Entscheidungsstichwort (Thema)

Auskunftsanspruch des Sozialhilfeträgers gegen den potentiell Unterhaltspflichtigen

 

Orientierungssatz

1. Die Regelung des § 117 Abs. 1 S. 1 SGB 12 begründet einen eigenständigen Auskunftsanspruch des Sozialhilfeträgers. Danach haben Unterhaltspflichtige, ihre nicht getrennt lebenden Ehegatten oder Lebenspartner und Kostenersatzpflichtige dem Träger der Sozialhilfe über ihre Einkommens- und Vermögensverhältnisse Auskunft zu geben, soweit die Durchführung des SGB 12 dies erfordert.

2. Ein entsprechendes Auskunftsersuchen ist nur dann rechtswidrig, wenn offensichtlich kein überleitbarer Anspruch besteht. Die Negativevidenzprüfung kann nicht auf die Überprüfung nicht offensichtlicher Fragen ausgedehnt werden.
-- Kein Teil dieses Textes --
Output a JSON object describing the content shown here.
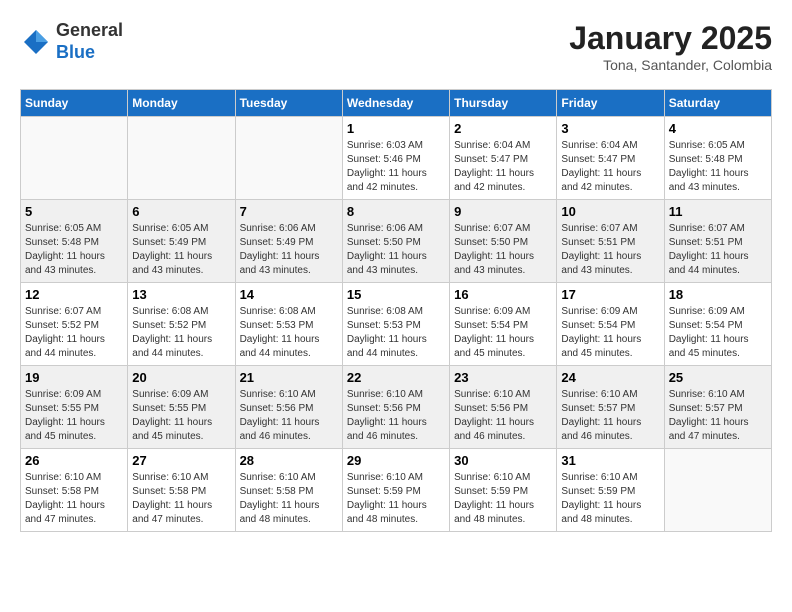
{
  "header": {
    "logo_general": "General",
    "logo_blue": "Blue",
    "month_title": "January 2025",
    "location": "Tona, Santander, Colombia"
  },
  "days_of_week": [
    "Sunday",
    "Monday",
    "Tuesday",
    "Wednesday",
    "Thursday",
    "Friday",
    "Saturday"
  ],
  "weeks": [
    {
      "shaded": false,
      "days": [
        {
          "num": "",
          "info": ""
        },
        {
          "num": "",
          "info": ""
        },
        {
          "num": "",
          "info": ""
        },
        {
          "num": "1",
          "info": "Sunrise: 6:03 AM\nSunset: 5:46 PM\nDaylight: 11 hours\nand 42 minutes."
        },
        {
          "num": "2",
          "info": "Sunrise: 6:04 AM\nSunset: 5:47 PM\nDaylight: 11 hours\nand 42 minutes."
        },
        {
          "num": "3",
          "info": "Sunrise: 6:04 AM\nSunset: 5:47 PM\nDaylight: 11 hours\nand 42 minutes."
        },
        {
          "num": "4",
          "info": "Sunrise: 6:05 AM\nSunset: 5:48 PM\nDaylight: 11 hours\nand 43 minutes."
        }
      ]
    },
    {
      "shaded": true,
      "days": [
        {
          "num": "5",
          "info": "Sunrise: 6:05 AM\nSunset: 5:48 PM\nDaylight: 11 hours\nand 43 minutes."
        },
        {
          "num": "6",
          "info": "Sunrise: 6:05 AM\nSunset: 5:49 PM\nDaylight: 11 hours\nand 43 minutes."
        },
        {
          "num": "7",
          "info": "Sunrise: 6:06 AM\nSunset: 5:49 PM\nDaylight: 11 hours\nand 43 minutes."
        },
        {
          "num": "8",
          "info": "Sunrise: 6:06 AM\nSunset: 5:50 PM\nDaylight: 11 hours\nand 43 minutes."
        },
        {
          "num": "9",
          "info": "Sunrise: 6:07 AM\nSunset: 5:50 PM\nDaylight: 11 hours\nand 43 minutes."
        },
        {
          "num": "10",
          "info": "Sunrise: 6:07 AM\nSunset: 5:51 PM\nDaylight: 11 hours\nand 43 minutes."
        },
        {
          "num": "11",
          "info": "Sunrise: 6:07 AM\nSunset: 5:51 PM\nDaylight: 11 hours\nand 44 minutes."
        }
      ]
    },
    {
      "shaded": false,
      "days": [
        {
          "num": "12",
          "info": "Sunrise: 6:07 AM\nSunset: 5:52 PM\nDaylight: 11 hours\nand 44 minutes."
        },
        {
          "num": "13",
          "info": "Sunrise: 6:08 AM\nSunset: 5:52 PM\nDaylight: 11 hours\nand 44 minutes."
        },
        {
          "num": "14",
          "info": "Sunrise: 6:08 AM\nSunset: 5:53 PM\nDaylight: 11 hours\nand 44 minutes."
        },
        {
          "num": "15",
          "info": "Sunrise: 6:08 AM\nSunset: 5:53 PM\nDaylight: 11 hours\nand 44 minutes."
        },
        {
          "num": "16",
          "info": "Sunrise: 6:09 AM\nSunset: 5:54 PM\nDaylight: 11 hours\nand 45 minutes."
        },
        {
          "num": "17",
          "info": "Sunrise: 6:09 AM\nSunset: 5:54 PM\nDaylight: 11 hours\nand 45 minutes."
        },
        {
          "num": "18",
          "info": "Sunrise: 6:09 AM\nSunset: 5:54 PM\nDaylight: 11 hours\nand 45 minutes."
        }
      ]
    },
    {
      "shaded": true,
      "days": [
        {
          "num": "19",
          "info": "Sunrise: 6:09 AM\nSunset: 5:55 PM\nDaylight: 11 hours\nand 45 minutes."
        },
        {
          "num": "20",
          "info": "Sunrise: 6:09 AM\nSunset: 5:55 PM\nDaylight: 11 hours\nand 45 minutes."
        },
        {
          "num": "21",
          "info": "Sunrise: 6:10 AM\nSunset: 5:56 PM\nDaylight: 11 hours\nand 46 minutes."
        },
        {
          "num": "22",
          "info": "Sunrise: 6:10 AM\nSunset: 5:56 PM\nDaylight: 11 hours\nand 46 minutes."
        },
        {
          "num": "23",
          "info": "Sunrise: 6:10 AM\nSunset: 5:56 PM\nDaylight: 11 hours\nand 46 minutes."
        },
        {
          "num": "24",
          "info": "Sunrise: 6:10 AM\nSunset: 5:57 PM\nDaylight: 11 hours\nand 46 minutes."
        },
        {
          "num": "25",
          "info": "Sunrise: 6:10 AM\nSunset: 5:57 PM\nDaylight: 11 hours\nand 47 minutes."
        }
      ]
    },
    {
      "shaded": false,
      "days": [
        {
          "num": "26",
          "info": "Sunrise: 6:10 AM\nSunset: 5:58 PM\nDaylight: 11 hours\nand 47 minutes."
        },
        {
          "num": "27",
          "info": "Sunrise: 6:10 AM\nSunset: 5:58 PM\nDaylight: 11 hours\nand 47 minutes."
        },
        {
          "num": "28",
          "info": "Sunrise: 6:10 AM\nSunset: 5:58 PM\nDaylight: 11 hours\nand 48 minutes."
        },
        {
          "num": "29",
          "info": "Sunrise: 6:10 AM\nSunset: 5:59 PM\nDaylight: 11 hours\nand 48 minutes."
        },
        {
          "num": "30",
          "info": "Sunrise: 6:10 AM\nSunset: 5:59 PM\nDaylight: 11 hours\nand 48 minutes."
        },
        {
          "num": "31",
          "info": "Sunrise: 6:10 AM\nSunset: 5:59 PM\nDaylight: 11 hours\nand 48 minutes."
        },
        {
          "num": "",
          "info": ""
        }
      ]
    }
  ]
}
Lässt sich das Vorbringen des potentiell Auskunftspflichtigen nicht belegen bzw. ist dessen Vorbringen nicht schlüssig, so ist eine Negativevidenz nicht gegeben.

3. Stellt sich der Sachvortrag des vermeintlich Auskunftspflichtigen hinsichtlich des Wegfalls eines Unterhaltsanspruchs als schlüssig und eine Beweisbarkeit des Vortrags als nicht unwahrscheinlich dar, so ist ein Auskunftsanspruch des Sozialhilfeträgers ausgeschlossen.

 

Tenor

Auf die Berufung der Klägerin wird das Urteil des Sozialgerichts Münster vom 23.11.2009 sowie der Bescheid der Beklagten vom 30.01.2007 in der Gestalt des Widerspruchsbescheides vom 01.08.2007 aufgehoben.

Die Kosten der Verfahren beider Rechtszüge trägt die Beklagte.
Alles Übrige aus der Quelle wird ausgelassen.